1. Przejdź do treści
  2. Przejdź do głównego menu
  3. Przejdź do dalszych stron DW
KulturaAmeryka Północna

Hollywood i jego żydowscy ojcowie-założyciele

Rayna Breuer
30 maja 2022

Podczas gdy w Cannes czerwony dywan jest zwijany, w Hollywood ma zostać rozwinięty – a mianowicie dla żydowskich ojców-założycieli przemysłu filmowego. W Muzeum Oscarów planowana jest upamiętniająca ich stała wystawa.

https://p.dw.com/p/4C3n0
Los Angeles Hollywood-Schriftzug auf Hügel
Historia Hollywood jest historią emigracjiZdjęcie: Toms Auzins/robertharding/IMAGO

Carl Laemmle urodził się w 1867 roku w Laupheim, małym, malowniczym miasteczku w południowo-zachodniej części Niemiec. Dorastał w zamożnym domu i nawiązał silną więź ze swoją matką. Od dawna marzył o tym, by opuścić Stary Kontynent i szukać szczęścia w Nowym Świecie. Jednak dopiero po śmierci ukochanej matki wyjechał z Niemiec i Europy w poszukiwaniu American Dream, amerykańskiego snu. Znalazł go w końcu na Hollywood Hills, Wzgórzach Hollywood.
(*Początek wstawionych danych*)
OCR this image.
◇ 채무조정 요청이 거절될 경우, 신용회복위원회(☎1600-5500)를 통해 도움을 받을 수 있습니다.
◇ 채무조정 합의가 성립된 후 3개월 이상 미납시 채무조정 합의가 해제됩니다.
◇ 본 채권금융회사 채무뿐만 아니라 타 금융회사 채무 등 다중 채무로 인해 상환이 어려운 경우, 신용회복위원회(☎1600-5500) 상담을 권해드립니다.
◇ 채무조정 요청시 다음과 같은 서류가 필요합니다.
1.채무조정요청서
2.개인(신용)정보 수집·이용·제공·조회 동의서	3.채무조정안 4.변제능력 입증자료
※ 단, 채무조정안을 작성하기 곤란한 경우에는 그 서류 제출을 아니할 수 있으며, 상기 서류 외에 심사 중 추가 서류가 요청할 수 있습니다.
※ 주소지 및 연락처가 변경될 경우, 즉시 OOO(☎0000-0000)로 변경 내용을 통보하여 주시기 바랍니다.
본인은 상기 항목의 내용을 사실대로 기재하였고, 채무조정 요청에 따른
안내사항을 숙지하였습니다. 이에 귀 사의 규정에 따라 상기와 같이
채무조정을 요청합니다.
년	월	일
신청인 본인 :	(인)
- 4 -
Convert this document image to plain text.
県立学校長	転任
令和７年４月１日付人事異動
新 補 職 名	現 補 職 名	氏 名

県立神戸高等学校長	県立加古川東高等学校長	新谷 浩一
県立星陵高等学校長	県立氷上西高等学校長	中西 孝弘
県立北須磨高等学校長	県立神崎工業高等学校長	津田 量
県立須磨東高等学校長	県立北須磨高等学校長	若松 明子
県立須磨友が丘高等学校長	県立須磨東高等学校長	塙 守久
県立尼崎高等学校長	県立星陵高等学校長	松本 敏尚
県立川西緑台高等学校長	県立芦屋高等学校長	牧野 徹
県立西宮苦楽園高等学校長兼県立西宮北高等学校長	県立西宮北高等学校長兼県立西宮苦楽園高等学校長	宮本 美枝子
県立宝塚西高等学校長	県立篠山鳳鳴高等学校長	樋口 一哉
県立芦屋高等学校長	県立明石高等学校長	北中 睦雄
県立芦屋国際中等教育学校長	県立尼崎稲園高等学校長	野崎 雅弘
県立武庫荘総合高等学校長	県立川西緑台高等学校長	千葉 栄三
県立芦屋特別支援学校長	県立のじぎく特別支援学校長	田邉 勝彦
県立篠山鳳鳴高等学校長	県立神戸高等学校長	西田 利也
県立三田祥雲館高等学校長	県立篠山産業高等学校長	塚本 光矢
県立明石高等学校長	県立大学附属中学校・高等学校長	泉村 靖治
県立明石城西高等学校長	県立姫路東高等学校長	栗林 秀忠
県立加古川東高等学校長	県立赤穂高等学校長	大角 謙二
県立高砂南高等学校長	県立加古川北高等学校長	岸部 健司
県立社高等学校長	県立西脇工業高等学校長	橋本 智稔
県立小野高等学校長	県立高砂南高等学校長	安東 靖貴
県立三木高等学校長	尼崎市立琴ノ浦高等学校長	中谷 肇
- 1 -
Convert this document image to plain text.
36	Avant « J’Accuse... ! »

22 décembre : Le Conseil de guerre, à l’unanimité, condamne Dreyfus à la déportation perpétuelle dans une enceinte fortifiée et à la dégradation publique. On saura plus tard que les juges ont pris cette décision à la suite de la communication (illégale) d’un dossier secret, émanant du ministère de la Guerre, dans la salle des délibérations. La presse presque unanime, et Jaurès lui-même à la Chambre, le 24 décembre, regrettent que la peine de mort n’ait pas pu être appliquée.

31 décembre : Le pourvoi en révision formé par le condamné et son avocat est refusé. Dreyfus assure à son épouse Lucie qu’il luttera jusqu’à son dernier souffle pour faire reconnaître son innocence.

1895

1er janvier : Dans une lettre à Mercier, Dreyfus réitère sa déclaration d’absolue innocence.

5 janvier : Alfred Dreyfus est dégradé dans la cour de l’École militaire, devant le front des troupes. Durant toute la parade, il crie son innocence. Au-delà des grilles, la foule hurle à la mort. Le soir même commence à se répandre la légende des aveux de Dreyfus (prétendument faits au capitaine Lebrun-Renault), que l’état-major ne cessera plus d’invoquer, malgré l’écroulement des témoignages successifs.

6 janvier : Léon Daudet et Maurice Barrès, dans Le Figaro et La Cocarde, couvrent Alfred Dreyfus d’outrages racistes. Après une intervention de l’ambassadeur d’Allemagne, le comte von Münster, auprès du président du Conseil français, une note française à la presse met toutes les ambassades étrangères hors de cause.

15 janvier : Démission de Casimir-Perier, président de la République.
Carl Laemmle i jego liczni współcześni, którzy jako żydowscy emigranci założyli Hollywood i najpotężniejsze do dziś wytwórnie filmowe, od czasu otwarcia jesienią ubiegłego roku nowego Muzeum Hollywood (Academy Museum of Motion Pictures, Muzeum Akademii Filmowej, zwane też Oscar Museum, Muzeum Oscarów) doczekali się tam jak dotąd jedynie niewielkich wzmianek.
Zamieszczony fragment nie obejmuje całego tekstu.